Wien. Der Absturz des Goldpreises um gut zehn Prozent im November hat alle kalt erwischt. Noch in der Woche bis zum 8. 11. (an diesem Tag gewann Donald Trump die US-Wahl) hatten spekulative Investoren börsengehandelter Fonds (ETF) ihre Gold-Kauf-Positionen ausgebaut. Kommt der launenhafte Trump, werde Gold als Sicherheitswährung nachgefragt: Mit dieser zu simplen Rechnung ist der Markt demselben Glauben an einfache Kausalitäten aufgesessen, den man an Trump gern kritisiert.
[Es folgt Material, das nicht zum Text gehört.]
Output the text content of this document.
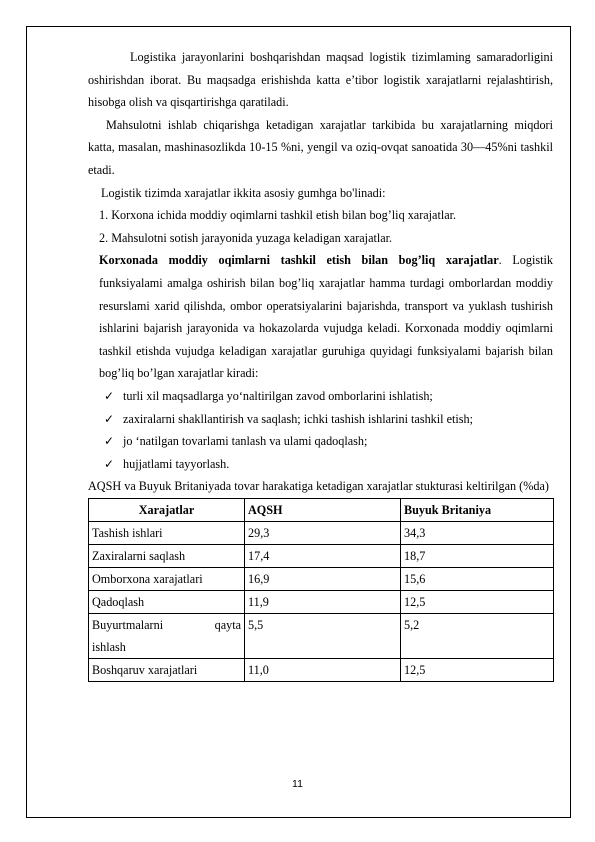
Logistika jarayonlarini boshqarishdan maqsad logistik tizimlaming samaradorligini oshirishdan iborat. Bu maqsadga erishishda katta e’tibor logistik xarajatlarni rejalashtirish, hisobga olish va qisqartirishga qaratiladi.

Mahsulotni ishlab chiqarishga ketadigan xarajatlar tarkibida bu xarajatlarning miqdori katta, masalan, mashinasozlikda 10-15 %ni, yengil va oziq-ovqat sanoatida 30—45%ni tashkil etadi.

Logistik tizimda xarajatlar ikkita asosiy gumhga bo'linadi:

1. Korxona ichida moddiy oqimlarni tashkil etish bilan bog’liq xarajatlar.

2. Mahsulotni sotish jarayonida yuzaga keladigan xarajatlar.

Korxonada moddiy oqimlarni tashkil etish bilan bog’liq xarajatlar. Logistik funksiyalami amalga oshirish bilan bog’liq xarajatlar hamma turdagi omborlardan moddiy resurslami xarid qilishda, ombor operatsiyalarini bajarishda, transport va yuklash tushirish ishlarini bajarish jarayonida va hokazolarda vujudga keladi. Korxonada moddiy oqimlarni tashkil etishda vujudga keladigan xarajatlar guruhiga quyidagi funksiyalami bajarish bilan bog’liq bo’lgan xarajatlar kiradi:

✓ turli xil maqsadlarga yo‘naltirilgan zavod omborlarini ishlatish;
✓ zaxiralarni shakllantirish va saqlash; ichki tashish ishlarini tashkil etish;
✓ jo ‘natilgan tovarlami tanlash va ulami qadoqlash;
✓ hujjatlami tayyorlash.

AQSH va Buyuk Britaniyada tovar harakatiga ketadigan xarajatlar stukturasi keltirilgan (%da)

Xarajatlar	AQSH	Buyuk Britaniya
Tashish ishlari	29,3	34,3
Zaxiralarni saqlash	17,4	18,7
Omborxona xarajatlari	16,9	15,6
Qadoqlash	11,9	12,5

Buyurtmalarni qayta
ishlash	5,5	5,2
Boshqaruv xarajatlari	11,0	12,5
11
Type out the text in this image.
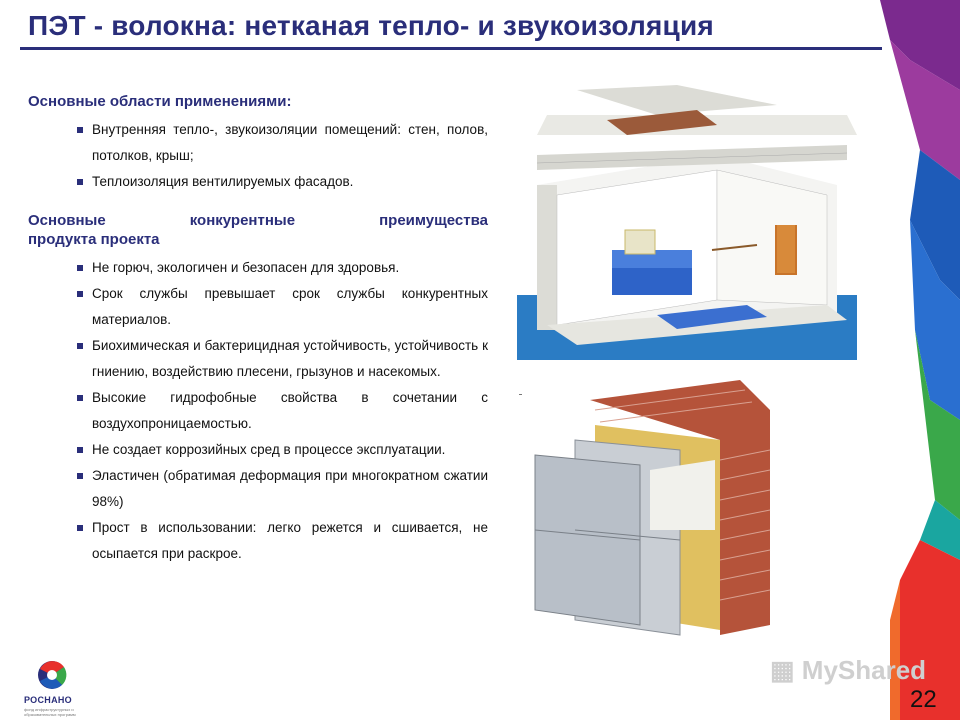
ПЭТ - волокна: нетканая тепло- и звукоизоляция
Основные области применениями:
Внутренняя тепло-, звукоизоляции помещений: стен, полов, потолков, крыш;
Теплоизоляция вентилируемых фасадов.
Основные конкурентные преимущества
продукта проекта
Не горюч, экологичен и безопасен для здоровья.
Срок службы превышает срок службы конкурентных материалов.
Биохимическая и бактерицидная устойчивость, устойчивость к гниению, воздействию плесени, грызунов и насекомых.
Высокие гидрофобные свойства в сочетании с воздухопроницаемостью.
Не создает коррозийных сред в процессе эксплуатации.
Эластичен (обратимая деформация при многократном сжатии 98%)
Прост в использовании: легко режется и сшивается, не осыпается при раскрое.
РОСНАНО
фонд инфраструктурных и образовательных программ
▦ MyShared
22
Der Goldpreis hat nun den vierten Wochenverlust in Folge hingelegt. Er notiert bei rund 1173 Dollar. In den als Stimmungsbarometer geltenden ETFs gab es im November laut Commerzbank den bisher fünftstärksten monatlichen Rückzug aus dem Edelmetall. Gold-Analysen enden momentan oft mit dem vagen Fazit: „Zur Zeit eher Abwärtsdruck, aber mittelfristig wieder Erholungschancen“. Ein eindeutiges Statement scheint jedenfalls überfällig. Verdichten sich die Signale in die eine oder andere Richtung, könnte es noch sehr viel stärker abwärts gehen, etwa auf die rund 1050 Dollar vom Jahreswechsel. Oder aber wieder kräftig aufwärts. Steigen die Zinsen weiter, wie es US-Notenbanker mehrfach angedeutet haben, verliert zwar das nicht zinsbringende Gold an Attraktivität. Auch die starke US-Währung lastet auf dem Preis, weil Anleger aus Nichtdollarländern mehr zahlen. Auf der anderen Seite steigt aber die Inflation, was Gold als Teuerungsschutz unterstützen würde. Außerdem ist fraglich, wie weit es mit Zinssteigerungen wirklich her ist: Die Fed zögerte wiederholt mit Blick auf konjunkturhemmende Auswirkungen. Und Trump? Ihn würden steigende Zinsen beim Schuldenmachen stören. Wer dazu klare Ansichten hat, kann mit Turbo-Zertifikaten überdurchschnittlich an Wende oder Sog mitschneiden – Verlusttoleranz vorausgesetzt.

Das Prinzip des Hebels

Bei Turbo-Zertifikaten lässt sich der Anleger einen Teil seines Einsatzes von der Emittentin (Bank) zahlen. Ein Commerzbank-Beispiel verdeutlicht, welchen Unterschied der Hebel zum Direktinvestment macht (siehe Chart). Man könnte etwa eine Aktie oder einen Rohstoff direkt um zehn Euro kaufen. Steigt der Wert auf 13 Euro, freut man sich über 30 Prozent Gewinn. Bei einem Turbo-Zertifikat-Bull (Spekulation auf Kursplus) übernimmt die Bank zum Beispiel sieben Euro (genannt Basispreis oder Strike), der Anleger zahlt drei Euro. Derselbe Anstieg auf 13 Euro würde ihm diesmal ein Plus von 100 Prozent bescheren – er hat nur drei Euro eingesetzt und gewinnt drei dazu. Der Hebel beziffert den Unterschied zum Direktinvestment: Er zeigt an, um das Wievielfache er die prozentuale Basiswertveränderung erhöhen kann. In diesem Fall um den Faktor 3,3 (plus 100 Prozent statt 30). Derselbe Faktor gilt allerdings auch, wenn der Kurs fallen sollte. Und berührt oder durchbricht der Basiswert die Knock-out-Barriere (meist ident mit dem Basispreis, den die Bank finanziert), verliert der Anleger sein gesamtes Geld. Der Hebel ändert sich ständig mit den Kursänderungen des zugrunde liegenden Basiswertes.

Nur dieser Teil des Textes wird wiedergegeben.